In general, I see the idea of New Media as a contextual mnemonic that relates
to current explorations of technological media of various types. Of course,
there is a shelf life for this definition, as was noted with the video genres.
Also, the broad/indistinct scope of this term tries to encompass an incredibly
broad field, and almost fails to aptly describe anything about the gernes
immediately after its utterance, thus my reasoning for branding the concept as
a mnemonic, and little else. It's just easier than trying to delineate between
robotics, video, CD_ROM, generative, lasers, net art, ad infinitum.

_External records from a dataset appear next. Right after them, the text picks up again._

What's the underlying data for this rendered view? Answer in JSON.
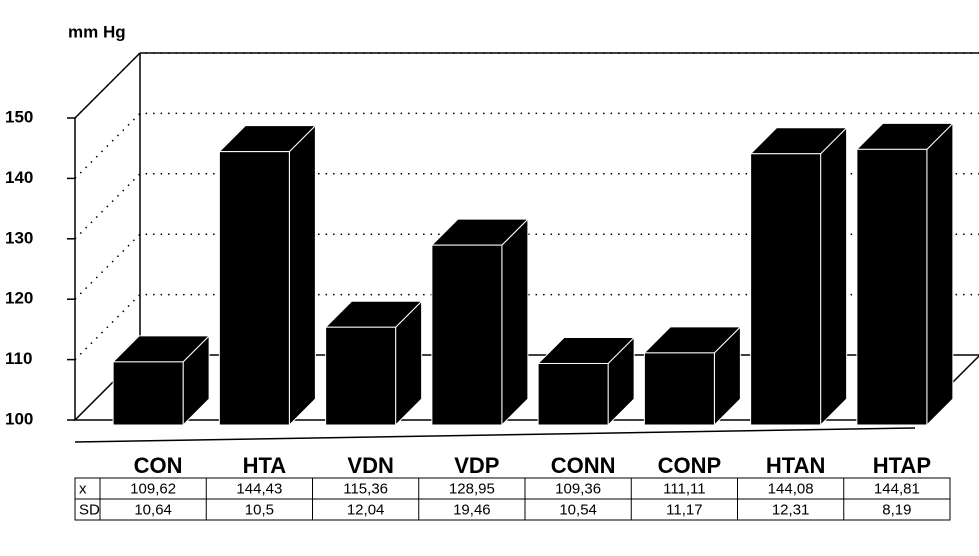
{
  "chart_data": {
    "type": "bar3d",
    "y_label": "mm Hg",
    "categories": [
      "CON",
      "HTA",
      "VDN",
      "VDP",
      "CONN",
      "CONP",
      "HTAN",
      "HTAP"
    ],
    "values": [
      109.62,
      144.43,
      115.36,
      128.95,
      109.36,
      111.11,
      144.08,
      144.81
    ],
    "value_labels": [
      "109,62",
      "144,43",
      "115,36",
      "128,95",
      "109,36",
      "111,11",
      "144,08",
      "144,81"
    ],
    "color": "#000000",
    "ylim": [
      100,
      150
    ],
    "yticks": [
      100,
      110,
      120,
      130,
      140,
      150
    ],
    "grid": true,
    "table": {
      "row_labels": [
        "x",
        "SD"
      ],
      "sd": [
        "10,64",
        "10,5",
        "12,04",
        "19,46",
        "10,54",
        "11,17",
        "12,31",
        "8,19"
      ]
    }
  }
}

Why must it be defined? Because the human mind likes to iconify. Curators
need to tell the patrons that "this" is the hot new thing. People like to be
able to hear that what they are seeing is "this", and not "that". Reduction
for comprehension and accessibility, simple as that, just like soundbites on
CNN.
I ask what would be an alternative way of describing technological art? Would
we not define anything, and continue on a piece-by-piece fashion, eliminating
schools, movements, etc? I am not asking this on a confrontational level; I'm
more interested in perceptions of classification at the curatorial and artist
level as well as pondering what would be the methodological shifts necessary at
the instituional level that could change these practices.
Personally, I'm not sure about feasibility, etc.